L’intimidation: une priorité nationale

La fin tragique de Marjorie à Sainte-Anne-des-Monts bouleverse le Québec et vient me chercher pour deux raisons: à titre de parents et d’intervenant scolaire.

L’intimidation à l’école s’est transformée au fil des années. Des manifestations verbales et physiques dans la cour d’école, elle est maintenant présente au sein même des établissements : dans la section des casiers, à la cafétéria, dans certaines classes, au gymnase et sur les réseaux sociaux. L’intimidation et, en amont, la banalisation des écarts verbaux sont partout, chez les enfants comme chez les adultes.

Je suis de très près l’évolution de l’intimidation parce que mon adolescente a été maintes fois victime d’intimidation. Dès le primaire, dans une école qui disait vouer une admiration aux principes de Neufeld (environnement sécuritaire, communication, estime de soi), ma fille s’est fait dire par une enseignante; «Qu’est-ce que tu veux ma fatigante?» Dans cette même école, en pleine classe, on se met à rire de la remarque d’un garçon de 5e année qui lui lance derrière la tête : «Roule pour aller au tableau, ça ira plus vite!». Comment une enfant de 10 ans à l’époque pouvait-elle gérer ça toute seule? L’an dernier au secondaire, dans cet univers impersonnel et insécurisant pour des élèves de 12-13 ans, ma fille s’est plusieurs fois faite ridiculisée dans les corridors. En pleine classe, un élève lui a dit «Tu ressembles à une roulotte à patates frites : t’es laide en dehors et grasse en dedans!» J’ai tellement pleuré devant ce manque d’humanité et de compassion. Heureusement qu’au moment de cet épisode, la classe s’est levée pour l’entourer et la consoler et que l’enseignante a retiré l’élève sur le champ.

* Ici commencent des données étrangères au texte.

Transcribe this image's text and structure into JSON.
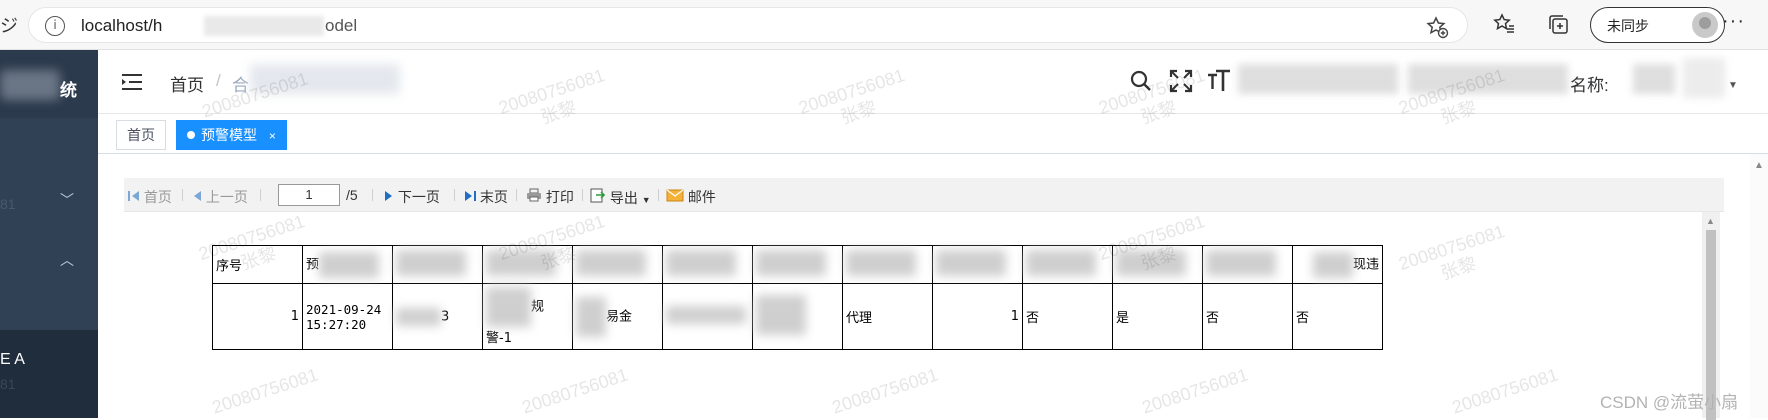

L’intimidation a pris des proportions considérables. Gérer tous les problèmes demanderait aux directions d’école de ne faire que ça et j’en sais quelque chose! Est-il possible que chacun prenne sa part de responsabilité? Parent, chauffeur d’autobus, surveillant d’élèves, éducateur, enseignant, psychoéducateur et direction, nous ayons à nous questionner sérieusement sur ce phénomène qui entrave la persévérance et la réussite scolaires plus que les méthodes pédagogiques mises en place? Le plan de la violence du ministère, de quelles manière atterrit-il dans les écoles? Ce que nous faisons est-il vraiment efficace? L’avons-nous demandé aux jeunes concernés? Pourquoi les jeunes ne sont-ils pas les initiateurs de changement? Pourquoi ne leur donnons-nous pas l’occasion de répondre à cette problématique en entreprenant divers projets d’éducation au vivre-ensemble et à la citoyenneté?

Comme parent, j’ai beaucoup à faire. Chaque jour, je dois être attentif aux états d’âme de ma fille, je dois subtilement aller chercher les informations sur sa journée en lui demandant de quoi elle est le plus fière, qu’est-ce qu’elle voudrait qu’il soit amélioré le lendemain? Je suis aussi son ami facebook, une condition obligatoire dans ma maison. Les temps d’utilisation non abusifs sont contrôlés. On gère les accès, on questionne et on intervient. Il m’arrive de constater parfois que certains adolescents y vont fort. Suspendez-en un pour intimidation, il aura aussitôt fait d’avertir ses amis demeurés à l’école afin qu’ils entourent votre fille, histoire de la rendre un peu plus nerveuse!

Plus que jamais, il faut faire de ce dossier une priorité nationale. Si on veut enrichir le Québec de notre relève, on ne peut pas se permettre de perdre des Marjorie trop souvent!